To say I barely recognized myself was.. how could I put it?  It was true, but I could also remember myself months ago, when I’d look at my reflection and I would be so focused on the flaws and the things I didn’t like about myself that I never felt familiar with the person I was seeing in the mirror.

I felt especially justified in pulling out that Undertale screenshot in the previous post because, like Undertale had a previous mirror near the beginning of the game that said “It’s you!”, Worm also had a mirror scene in the beginning, all the way back in 1.1. I think there’s a sort of connection between then and now, just like with the mirrors in Undertale.

However, maybe the other possible text for the later mirror is more appropriate here: “It’s me.” In which “me” is not the same as “you”. Without going too much into spoilers, this signifies that the protagonist doesn’t recognize themself in the mirror anymore, because their actions over the course of the game have changed them so thoroughly that the flavor text claims that it’s the narrator in the mirror.
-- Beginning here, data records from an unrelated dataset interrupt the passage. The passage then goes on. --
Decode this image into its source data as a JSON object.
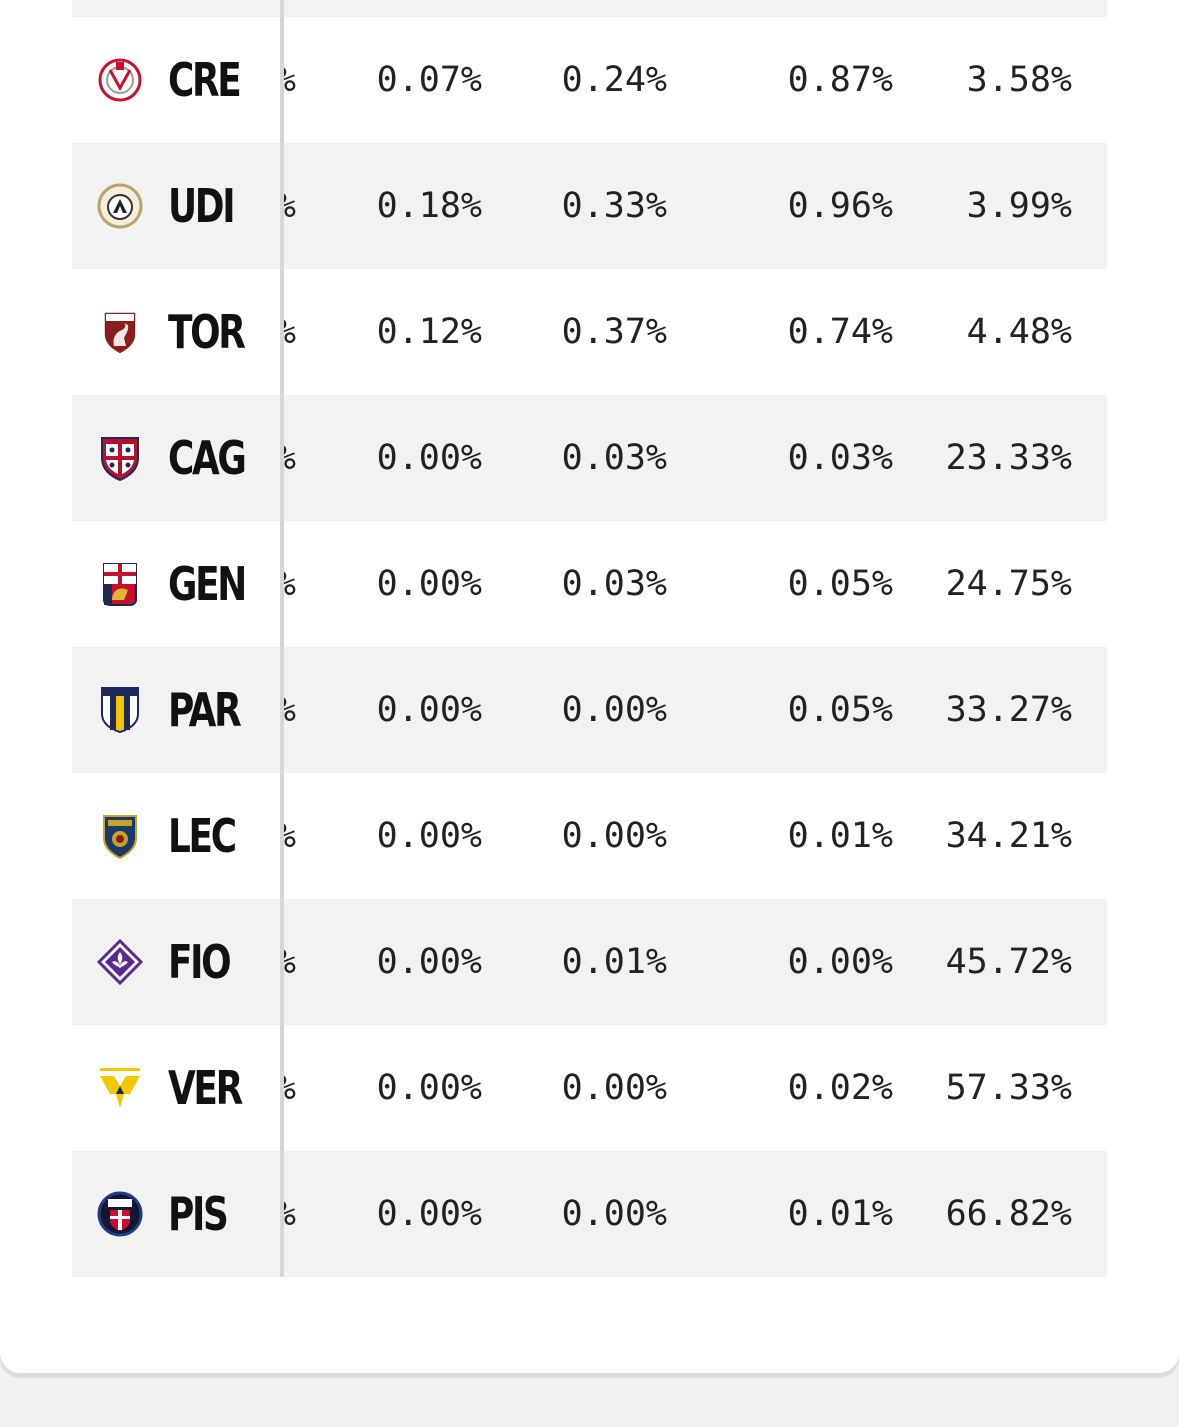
{
  "table": {
    "rows": [
      {
        "team": "CRE",
        "crest": "cremonese-crest-icon",
        "partial": "%",
        "v1": "0.07%",
        "v2": "0.24%",
        "v3": "0.87%",
        "v4": "3.58%"
      },
      {
        "team": "UDI",
        "crest": "udinese-crest-icon",
        "partial": "%",
        "v1": "0.18%",
        "v2": "0.33%",
        "v3": "0.96%",
        "v4": "3.99%"
      },
      {
        "team": "TOR",
        "crest": "torino-crest-icon",
        "partial": "%",
        "v1": "0.12%",
        "v2": "0.37%",
        "v3": "0.74%",
        "v4": "4.48%"
      },
      {
        "team": "CAG",
        "crest": "cagliari-crest-icon",
        "partial": "%",
        "v1": "0.00%",
        "v2": "0.03%",
        "v3": "0.03%",
        "v4": "23.33%"
      },
      {
        "team": "GEN",
        "crest": "genoa-crest-icon",
        "partial": "%",
        "v1": "0.00%",
        "v2": "0.03%",
        "v3": "0.05%",
        "v4": "24.75%"
      },
      {
        "team": "PAR",
        "crest": "parma-crest-icon",
        "partial": "%",
        "v1": "0.00%",
        "v2": "0.00%",
        "v3": "0.05%",
        "v4": "33.27%"
      },
      {
        "team": "LEC",
        "crest": "lecce-crest-icon",
        "partial": "%",
        "v1": "0.00%",
        "v2": "0.00%",
        "v3": "0.01%",
        "v4": "34.21%"
      },
      {
        "team": "FIO",
        "crest": "fiorentina-crest-icon",
        "partial": "%",
        "v1": "0.00%",
        "v2": "0.01%",
        "v3": "0.00%",
        "v4": "45.72%"
      },
      {
        "team": "VER",
        "crest": "verona-crest-icon",
        "partial": "%",
        "v1": "0.00%",
        "v2": "0.00%",
        "v3": "0.02%",
        "v4": "57.33%"
      },
      {
        "team": "PIS",
        "crest": "pisa-crest-icon",
        "partial": "%",
        "v1": "0.00%",
        "v2": "0.00%",
        "v3": "0.01%",
        "v4": "66.82%"
      }
    ]
  },
  "colors": {
    "row_shade": "#f2f2f2",
    "divider": "#d6d6d6",
    "text": "#222222"
  }
}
In this way, mirrors can be damn effective literary tools for allowing a character to get introspective about the ways they’ve changed over the course of the story.

All that said… it actually sounds like Taylor approves more of what she’s seeing now than what she saw before.

It was as though it was always a stranger I was looking at, and I would be left vaguely surprised at the combination of features across from me.

Or at least not much less. She’s just…

She didn’t get the “It’s you.” on the first mirror.